A Stick in the Eye
We have all heard this many times … well most likely. If not, it goes kinda like this, “Well, it’s
better than a stick in the eye.” Which
is a reference to experiencing some kind of negative incident. Oh, like say, getting stung by a bee or maybe
a “Payment Overdue” letter. Or, getting
the big putdown when asking another
person for a date. Ya know, some kind of
minor bad thing, but not a really serious bad thing.
“Well, it’s better than a stick in the eye.”
Having been diagnosed Bipolar, as in Bipolar II, the only “better than … the stick”, or worse than, as it were, is maybe
dead. Now that’s a tough statement, I
realize, but that has been my experience.
Your life goes along with one emotional catastrophe after another,
depressions where you can hardly get dressed in the morning, assuming you were
already not in the same clothes from the day before – which is not all that infrequent. And rages that flash up and you tell everyone
from your deepest love interest to casual friends to “Fuck off!” Some trigger and everything within a two-step
radius gets destroyed and you find yourself on the floor in heaving sobs,
wondering what the hell just happened!
In-between those way way waay-out
extremes, there are many simple ordinary flat days. No big issues. You can maintain ordinary conversations, polite small talk, a few chuckles, keep a
smile on your face, even make new friendships (which in the back of your mind,
you know you will most likely destroy at some point). Your inner person just knowing that
everything you prize, all that is good in your life, somehow at some time, you will fuck it up.
Then there are the days when you see literally everything. You hear everything. Colors are acid clear and brilliantly
bright. Everything is in such perfect
clarity, it seems to glow and hum.
Though you never tried heroin or whatever drugs, you think this is what it must be like. Mozart is like the voice of God. Creativity
just springs geyser-like from your marrow.
Words are little jewels that fall perfectly into sequence … you are
Wordsworth, Shakespeare, Hemmingway.
Trigger!!!
Explosion!!! An IED and your legs are
gone! Down the shitter – again!
There is a lot of talk these days about the stigma of Mental Illness; or, Mental Health, or more politically
correct Neural Abnormality (abnormality?
Disability? Insert the synonym of your choice). The stigma – oh, we have to fight back against the stigmas(s)? “No more stigmas!!” We need treatment,
not stigmas or condemnations! Etc.,
etc..
Oh yeah. Oh
yeah. We need acceptance, inclusivity and understanding. Compassion. Oh yeah – wave a banner, march in a parade,
get the t-shirt and wear it to Walmart.
Oh yeah, oh yeah. No more stigmas!
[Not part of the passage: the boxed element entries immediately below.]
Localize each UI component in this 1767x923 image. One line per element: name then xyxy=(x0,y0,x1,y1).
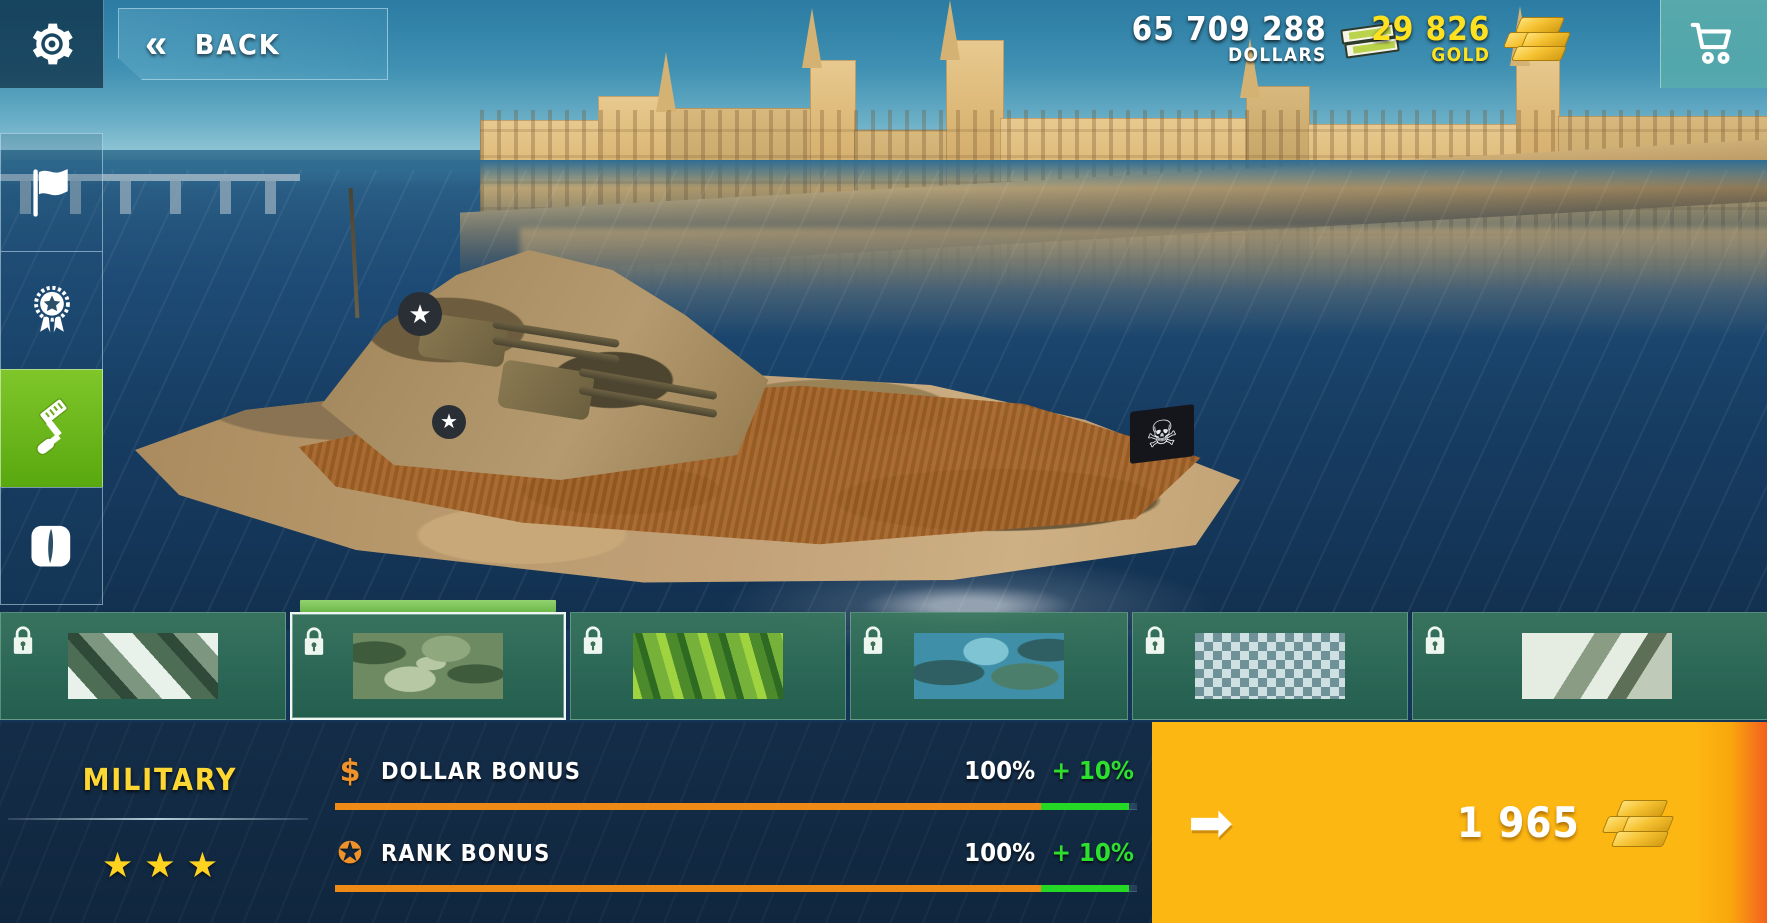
gear-icon xyxy=(32,23,73,65)
bonus-list: $ DOLLAR BONUS 100% + 10% ✪ RANK BONUS 100% + 1… xyxy=(325,722,1145,923)
dollars-label: DOLLARS xyxy=(1227,43,1327,66)
selected-camo-info: MILITARY ★ ★ ★ xyxy=(0,722,320,923)
sidebar-item-camouflage[interactable] xyxy=(0,369,103,487)
camo-swatch xyxy=(1195,633,1345,699)
rank-bonus-label: RANK BONUS xyxy=(381,840,551,867)
camo-tile-4[interactable] xyxy=(850,612,1128,720)
spire xyxy=(802,8,822,68)
ship-superstructure xyxy=(321,250,769,480)
rating-star: ★ xyxy=(101,845,134,885)
spire xyxy=(940,0,960,60)
purchase-button[interactable]: ➡ 1 965 xyxy=(1152,722,1767,923)
bonus-progress-track xyxy=(335,802,1137,810)
dollar-bonus-values: 100% + 10% xyxy=(961,756,1137,785)
camo-swatch xyxy=(68,633,218,699)
game-screen: ★ ★ « BACK 65 709 288 DOLLARS xyxy=(0,0,1767,923)
gold-label: GOLD xyxy=(1431,43,1491,66)
sidebar-item-flag[interactable] xyxy=(0,133,103,251)
camo-tile-6[interactable] xyxy=(1412,612,1767,720)
camo-swatch xyxy=(914,633,1064,699)
bonus-base-value: 100% xyxy=(964,755,1036,785)
bonus-progress-track xyxy=(335,884,1137,892)
lock-icon xyxy=(1142,624,1168,656)
ship-star-roundel: ★ xyxy=(398,292,442,336)
spire xyxy=(656,52,676,112)
gold-value: 29 826 xyxy=(1371,9,1491,48)
shopping-cart-icon xyxy=(1690,22,1732,64)
price-value: 1 965 xyxy=(1457,798,1581,847)
settings-button[interactable] xyxy=(0,0,104,88)
lock-icon xyxy=(10,624,36,656)
decal-shape-icon xyxy=(30,525,70,567)
lock-icon xyxy=(860,624,886,656)
back-button-label: BACK xyxy=(194,27,281,61)
flag-icon xyxy=(32,168,68,217)
camo-tile-1[interactable] xyxy=(0,612,286,720)
camo-name-label: MILITARY xyxy=(82,762,238,798)
bonus-extra-value: + 10% xyxy=(1051,755,1134,785)
bonus-progress-base xyxy=(335,884,1041,892)
bonus-progress-base xyxy=(335,802,1041,810)
dollar-sign-icon: $ xyxy=(339,754,361,789)
left-nav-rail xyxy=(0,133,103,605)
camo-rating-stars: ★ ★ ★ xyxy=(102,848,218,883)
chevron-left-double-icon: « xyxy=(145,22,162,66)
rating-star: ★ xyxy=(186,845,219,885)
camo-tile-5[interactable] xyxy=(1132,612,1408,720)
camo-tile-2[interactable] xyxy=(290,600,566,720)
bonus-progress-extra xyxy=(1040,884,1129,892)
bonus-extra-value: + 10% xyxy=(1051,837,1134,867)
divider xyxy=(8,818,308,820)
rank-medal-icon: ✪ xyxy=(337,836,363,871)
back-button[interactable]: « BACK xyxy=(118,8,388,80)
lock-icon xyxy=(580,624,606,656)
lock-icon xyxy=(1422,624,1448,656)
ship-mast xyxy=(348,187,360,319)
camo-swatch xyxy=(1522,633,1672,699)
rank-bonus-values: 100% + 10% xyxy=(961,838,1137,867)
camo-swatch xyxy=(353,633,503,699)
ship-hull-roundel: ★ xyxy=(432,405,466,439)
lock-icon xyxy=(301,625,327,657)
selected-indicator-bar xyxy=(300,600,556,612)
dollars-value: 65 709 288 xyxy=(1131,9,1327,48)
battleship-model: ★ ★ xyxy=(120,120,1310,690)
bottom-info-panel: MILITARY ★ ★ ★ $ DOLLAR BONUS 100% + 10% ✪ RANK… xyxy=(0,722,1767,923)
pirate-flag xyxy=(1130,404,1194,464)
price-group: 1 965 xyxy=(1450,798,1675,848)
gold-bars-icon xyxy=(1502,15,1572,63)
sidebar-item-decal[interactable] xyxy=(0,487,103,605)
camouflage-tile-strip xyxy=(0,600,1767,722)
camo-tile-3[interactable] xyxy=(570,612,846,720)
rating-star: ★ xyxy=(144,845,176,885)
sidebar-item-emblem[interactable] xyxy=(0,251,103,369)
dollar-bonus-row: $ DOLLAR BONUS 100% + 10% xyxy=(325,752,1145,816)
paint-roller-ruler-icon xyxy=(35,397,68,455)
shop-button[interactable] xyxy=(1660,0,1767,88)
dollar-bonus-label: DOLLAR BONUS xyxy=(381,758,582,785)
gold-counter[interactable]: 29 826 GOLD xyxy=(1358,12,1572,65)
arrow-right-icon: ➡ xyxy=(1188,792,1234,853)
bonus-progress-extra xyxy=(1040,802,1129,810)
camo-swatch xyxy=(633,633,783,699)
bonus-base-value: 100% xyxy=(964,837,1036,867)
gold-bars-icon xyxy=(1601,798,1675,848)
medal-rosette-icon xyxy=(33,285,70,333)
rank-bonus-row: ✪ RANK BONUS 100% + 10% xyxy=(325,834,1145,898)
Hmmm … reality check - umm,
bullshit. What we actually get is ostracism, judgment,
humiliation and outright condemnation.
Even,frequently, incarceration.
Not compassion or understanding.
Rarely help or compassion. This
is reality. Never – never – true
acceptance.
It’s all jake, or
just peachy fine, until there is an episode. When the bipolar
reality infringes on the normal
reality, as normal people know
it, that’s when it hits the
fan. Hold it down, bottle it up,
medicate the holy crap out of it and it’s all cool. Medicate until the only difference between
you and a zombie is the lack of scabs on your face, maybe.
That is the bipolar reality. And yet, it is “better than a stick in the
eye”, because as totally awful as it is, it is better than dead. By only a little bit,
but better none the less. And, as a bipolar person you have to, you
must, hold on to that fact. Yes, every
day has the potential to be a miracle. Every
day has the potential to be a wonderful day.
When put to the test, reality
as normal will never be a state you
can expect, but if you can find any dignity at all in your life, you must hold onto that fact. The only time you really loose, is when you
quit trying.
Never, never, never quit! We all love you.